Taking a seat in the makeshift lounge adjacent to the lobby, Gina and Beth sat in the dilapidated excuse for chairs, fabric frayed from overuse in a previous life. The house wine they were sipping from plastic cups was not on par with the high end chardonnay and expensive goblets they envisioned at their intended destination. That world seemed an infinite number of miles to the west. But, it didn’t seem to matter. As the second hand turned round, thousands of times, minutes into hours, Gina opened her heart and let the emotions pour out. The floodgates had been opened.
Not only did she empathize with Beth about her job, her sister, and her family’s past. Gina also bared her own soul, sharing her fears, her dreams, and her insecurities. There were sympathetic tears, there were knowing smiles, and there was bubbling laughter. Most importantly, there was a connection.

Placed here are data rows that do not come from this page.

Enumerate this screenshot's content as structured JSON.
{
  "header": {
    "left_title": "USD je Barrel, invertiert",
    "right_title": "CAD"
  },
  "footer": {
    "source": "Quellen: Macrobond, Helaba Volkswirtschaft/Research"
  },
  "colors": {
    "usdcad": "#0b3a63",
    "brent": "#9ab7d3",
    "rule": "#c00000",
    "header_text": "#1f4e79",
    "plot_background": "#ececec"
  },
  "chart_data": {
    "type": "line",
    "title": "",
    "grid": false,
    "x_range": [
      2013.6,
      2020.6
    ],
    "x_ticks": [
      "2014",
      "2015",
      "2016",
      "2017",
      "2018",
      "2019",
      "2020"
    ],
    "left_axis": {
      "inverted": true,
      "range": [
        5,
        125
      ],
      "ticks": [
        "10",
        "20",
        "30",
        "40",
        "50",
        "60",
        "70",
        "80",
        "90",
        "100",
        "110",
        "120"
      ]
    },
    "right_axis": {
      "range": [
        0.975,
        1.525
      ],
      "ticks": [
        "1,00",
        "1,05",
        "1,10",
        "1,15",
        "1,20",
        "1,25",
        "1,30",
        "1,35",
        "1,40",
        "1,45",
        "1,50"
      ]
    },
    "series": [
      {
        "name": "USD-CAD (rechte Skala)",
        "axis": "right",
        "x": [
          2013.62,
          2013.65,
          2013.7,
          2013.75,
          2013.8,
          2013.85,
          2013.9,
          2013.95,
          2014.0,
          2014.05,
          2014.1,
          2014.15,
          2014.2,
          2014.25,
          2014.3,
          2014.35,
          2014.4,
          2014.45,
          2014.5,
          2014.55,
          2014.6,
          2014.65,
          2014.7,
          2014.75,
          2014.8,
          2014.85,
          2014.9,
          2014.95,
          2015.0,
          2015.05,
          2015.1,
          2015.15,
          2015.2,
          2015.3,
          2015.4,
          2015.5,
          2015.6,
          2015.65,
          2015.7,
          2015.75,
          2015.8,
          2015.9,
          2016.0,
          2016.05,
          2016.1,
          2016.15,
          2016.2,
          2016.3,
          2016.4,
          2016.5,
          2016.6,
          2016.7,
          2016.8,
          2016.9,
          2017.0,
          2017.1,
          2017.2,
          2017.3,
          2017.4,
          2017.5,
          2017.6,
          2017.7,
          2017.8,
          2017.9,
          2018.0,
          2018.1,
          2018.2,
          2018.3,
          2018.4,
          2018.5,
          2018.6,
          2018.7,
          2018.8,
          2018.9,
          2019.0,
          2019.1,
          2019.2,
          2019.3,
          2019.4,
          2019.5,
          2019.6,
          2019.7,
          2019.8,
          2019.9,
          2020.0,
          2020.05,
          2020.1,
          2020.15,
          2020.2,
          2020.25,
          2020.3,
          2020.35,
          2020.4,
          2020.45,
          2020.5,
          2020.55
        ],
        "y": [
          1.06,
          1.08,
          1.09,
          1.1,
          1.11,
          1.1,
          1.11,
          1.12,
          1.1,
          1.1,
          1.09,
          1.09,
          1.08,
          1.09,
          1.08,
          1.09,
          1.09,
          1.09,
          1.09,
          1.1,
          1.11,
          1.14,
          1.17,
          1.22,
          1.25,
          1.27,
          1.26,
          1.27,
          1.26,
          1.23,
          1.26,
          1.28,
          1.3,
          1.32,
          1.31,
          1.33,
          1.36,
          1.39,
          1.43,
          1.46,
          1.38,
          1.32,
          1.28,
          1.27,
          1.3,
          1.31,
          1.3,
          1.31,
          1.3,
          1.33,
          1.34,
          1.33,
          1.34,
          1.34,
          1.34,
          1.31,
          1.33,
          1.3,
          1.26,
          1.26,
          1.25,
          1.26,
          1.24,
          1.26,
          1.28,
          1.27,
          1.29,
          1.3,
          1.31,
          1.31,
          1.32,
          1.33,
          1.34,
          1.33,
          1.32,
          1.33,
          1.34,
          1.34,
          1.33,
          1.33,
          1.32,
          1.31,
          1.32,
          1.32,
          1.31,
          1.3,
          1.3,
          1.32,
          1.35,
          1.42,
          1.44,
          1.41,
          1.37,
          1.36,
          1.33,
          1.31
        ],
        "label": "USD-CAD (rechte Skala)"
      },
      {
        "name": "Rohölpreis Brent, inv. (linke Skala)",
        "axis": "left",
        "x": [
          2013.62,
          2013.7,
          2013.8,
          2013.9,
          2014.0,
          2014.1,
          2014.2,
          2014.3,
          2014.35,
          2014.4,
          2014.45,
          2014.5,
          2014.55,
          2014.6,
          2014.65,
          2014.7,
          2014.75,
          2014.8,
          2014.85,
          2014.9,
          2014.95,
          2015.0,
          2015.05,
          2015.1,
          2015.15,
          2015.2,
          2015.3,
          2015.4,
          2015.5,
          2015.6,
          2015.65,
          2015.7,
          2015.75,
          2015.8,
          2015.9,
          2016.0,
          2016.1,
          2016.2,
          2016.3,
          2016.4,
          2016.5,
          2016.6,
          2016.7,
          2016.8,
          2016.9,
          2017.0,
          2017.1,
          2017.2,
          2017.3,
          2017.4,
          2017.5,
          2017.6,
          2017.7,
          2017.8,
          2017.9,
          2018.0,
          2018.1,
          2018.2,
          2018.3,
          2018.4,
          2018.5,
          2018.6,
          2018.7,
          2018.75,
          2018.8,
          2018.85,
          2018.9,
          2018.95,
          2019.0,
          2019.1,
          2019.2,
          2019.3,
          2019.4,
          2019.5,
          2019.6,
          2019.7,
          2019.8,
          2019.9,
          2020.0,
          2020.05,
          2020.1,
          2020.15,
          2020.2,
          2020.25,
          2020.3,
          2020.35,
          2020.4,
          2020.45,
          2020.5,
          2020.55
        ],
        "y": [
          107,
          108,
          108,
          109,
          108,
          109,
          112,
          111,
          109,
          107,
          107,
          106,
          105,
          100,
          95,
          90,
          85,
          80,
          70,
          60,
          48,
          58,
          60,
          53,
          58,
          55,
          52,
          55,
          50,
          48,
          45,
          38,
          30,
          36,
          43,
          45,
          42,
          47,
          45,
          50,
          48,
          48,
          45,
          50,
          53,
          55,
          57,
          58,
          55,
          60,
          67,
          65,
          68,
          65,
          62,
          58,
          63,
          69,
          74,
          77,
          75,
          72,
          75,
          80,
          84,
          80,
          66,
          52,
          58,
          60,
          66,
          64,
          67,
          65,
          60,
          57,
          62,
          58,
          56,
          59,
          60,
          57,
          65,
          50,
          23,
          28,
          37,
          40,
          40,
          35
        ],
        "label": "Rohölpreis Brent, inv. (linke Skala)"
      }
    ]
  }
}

During a brief gap in their conversation, as if in a momentary pause to catch their mental breaths, Beth looked up with heartfelt eyes. Her hands wrapped around the plastic cup, her emotions wrapped around Gina’s heart, she expressed “Thank you, really. I know this weekend didn’t work out as you planned. But, I think this is exactly what I needed.”
Thinking to herself that she couldn’t agree more, Gina offered up her plastic cup in a toast to Beth. “Hey, that’s what friends are for,” she proclaimed as their cups met. And although she had uttered these empty words so many times before, for the first time in her life, Gina finally understood what they truly meant.